Una práctica extendida es la de las reuniones periódicas. "Está muy bien juntarse todos los viernes por la mañana, pero sólo si esa reunión tiene un propósito definido y no es simplemente porque sí", opina Rimbau. Toda reunión exitosa, agrega, conlleva un trabajo antes, durante y después. "Comienza con la planificación, en la que se marcan los objetivos, el orden del día y se explica a los asistentes por qué se les convoca y qué se espera de ellos. Si hay que discutir acerca de un documento, se les manda con antelación para que puedan estudiarlo previamente", señala. Durante la reunión, el convocante ejercerá de moderador, "centrando el tema cada vez que haya una desviación y asegurándose de que todo el mundo interviene". Finalmente, la postreunión implica "un seguimiento de las tareas asignadas a cada participante y que han quedado explicitadas en el acta", resume.

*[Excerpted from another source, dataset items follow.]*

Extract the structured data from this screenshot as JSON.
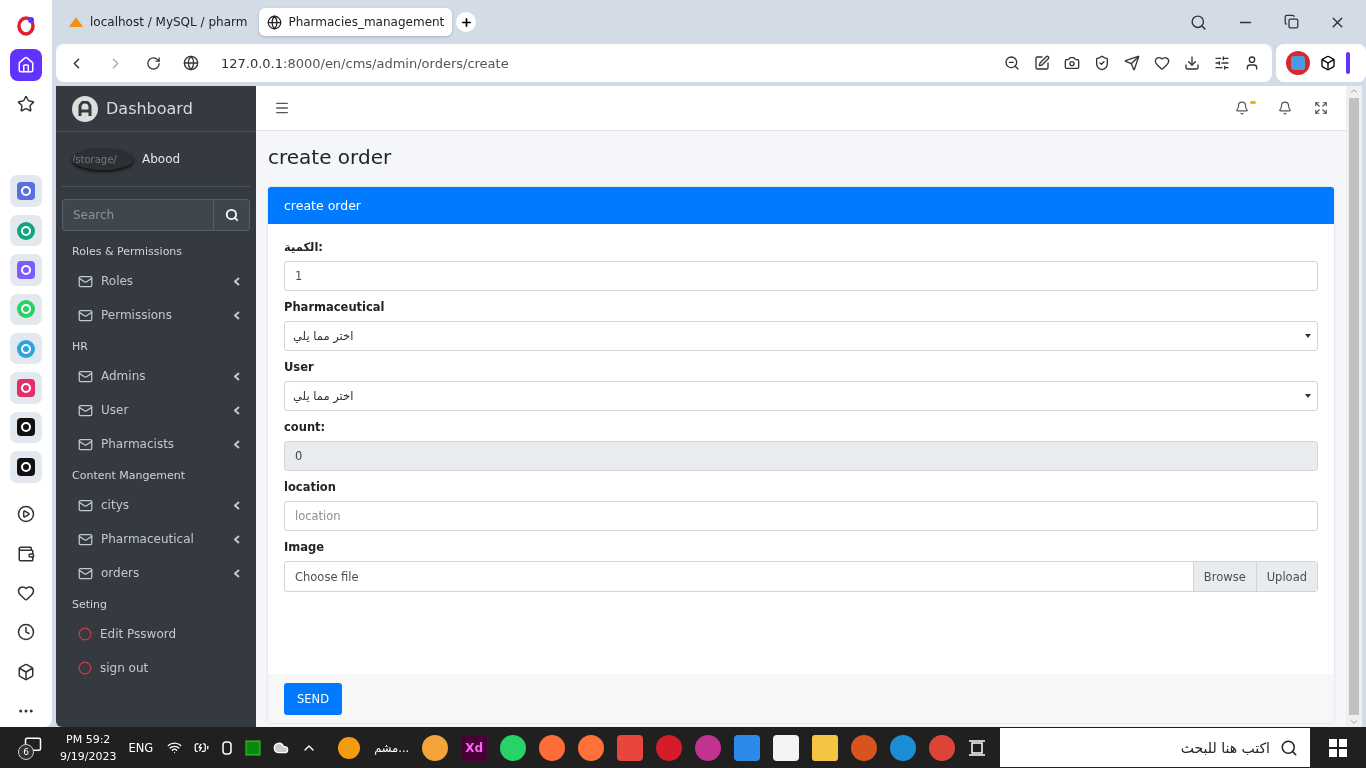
{
  "browser": {
    "tabs": [
      {
        "title": "localhost / MySQL / pharm",
        "selected": false
      },
      {
        "title": "Pharmacies_management",
        "selected": true
      }
    ],
    "url_host": "127.0.0.1",
    "url_rest": ":8000/en/cms/admin/orders/create"
  },
  "sidebar": {
    "brand": "Dashboard",
    "user": {
      "avatar_alt": "/storage/",
      "name": "Abood"
    },
    "search": {
      "placeholder": "Search"
    },
    "sections": [
      {
        "header": "Roles & Permissions",
        "items": [
          {
            "label": "Roles",
            "kind": "menu"
          },
          {
            "label": "Permissions",
            "kind": "menu"
          }
        ]
      },
      {
        "header": "HR",
        "items": [
          {
            "label": "Admins",
            "kind": "menu"
          },
          {
            "label": "User",
            "kind": "menu"
          },
          {
            "label": "Pharmacists",
            "kind": "menu"
          }
        ]
      },
      {
        "header": "Content Mangement",
        "items": [
          {
            "label": "citys",
            "kind": "menu"
          },
          {
            "label": "Pharmaceutical",
            "kind": "menu"
          },
          {
            "label": "orders",
            "kind": "menu"
          }
        ]
      },
      {
        "header": "Seting",
        "items": [
          {
            "label": "Edit Pssword",
            "kind": "action"
          },
          {
            "label": "sign out",
            "kind": "action"
          }
        ]
      }
    ]
  },
  "page": {
    "title": "create order",
    "card_title": "create order",
    "fields": [
      {
        "kind": "text",
        "label": "الكمية:",
        "value": "1",
        "disabled": false
      },
      {
        "kind": "select",
        "label": "Pharmaceutical",
        "value": "اختر مما يلي"
      },
      {
        "kind": "select",
        "label": "User",
        "value": "اختر مما يلي"
      },
      {
        "kind": "text",
        "label": "count:",
        "value": "0",
        "disabled": true
      },
      {
        "kind": "text",
        "label": "location",
        "placeholder": "location",
        "disabled": false
      },
      {
        "kind": "file",
        "label": "Image",
        "placeholder": "Choose file",
        "buttons": [
          "Browse",
          "Upload"
        ]
      }
    ],
    "submit": "SEND"
  },
  "taskbar": {
    "notifications": "6",
    "time": "PM 59:2",
    "date": "9/19/2023",
    "language": "ENG",
    "running_app": "مشم...",
    "xd_label": "Xd",
    "search_placeholder": "اكتب هنا للبحث"
  }
}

Aunque no todo lo que sucede en las reuniones queda plasmado en acta. José Manuel Sánchez, socio director del Centro de Estudios del Coaching (CEC), indica que tan importante o más que lo que se dice en ellas es "lo que no se dice". "El reparto de las sillas, el orden de intervención, el juego de miradas, las interrupciones, las preguntas o toda una serie de acuerdos tácitos acerca de cómo se conduce la reunión, como si se permite salir de la sala para atender una llamada, dicen mucho acerca de esa cultura y esa organización", asegura. La jerarquía en el organigrama también suele verse reflejada en el papel que asume cada participante. "Hay personas que por su rango, experiencia o capacidad de influencia captan inmediatamente el respeto y la atención del resto de la mesa cuando hablan, mientras que otras tienen tan poco peso en la organización que si intervienen la gente se pone a mirar el móvil, mantiene conversaciones paralelas o incuso se ausenta de la sala", dice Sánchez.

Las nuevas tecnologías están cambiando la manera en que los profesionales se reúnen. Herramientas como las videoconferencias, el streaming o las comunidades virtuales abren un sinfín de posibilidades. "Las herramientas de videoconferencia permiten realizar reuniones virtuales con grupos amplios, compartir la pantalla para hacer una presentación o grabar en audio o video toda la sesión para pasársela después a quien no haya podido asistir", explica Alicia Pomares, socia directora de Humannova. Un cambio de paradigma que sólo será posible si se ve acompañado por un correlativo cambio de actitud en el profesional español, muy acostumbrado a la presencia.

¿Hacia dónde se encaminan las reuniones? "Estamos en la era de buenas prácticas colaborativas y se necesita agilidad", ahonda Pomares. En consecuencia, se imponen las reuniones cortas, específicas, muy operativas y con pocas personas implicadas. Una de las últimas tendencias es realizarlas de pie, rompiendo así la clásica geografía organizacional que impone que el jefe presida la mesa. Eva Rimbau también aconseja, en determinados casos, caminar. "Es una muy buena opción cuando necesitas buscar soluciones. Quedas con alguien para hablar, pero en lugar de irte a una sala, te marchas a dar un paseo a la calle o a un parque. Te oxigenas, eres más creativo y todo discurre de un modo más libre".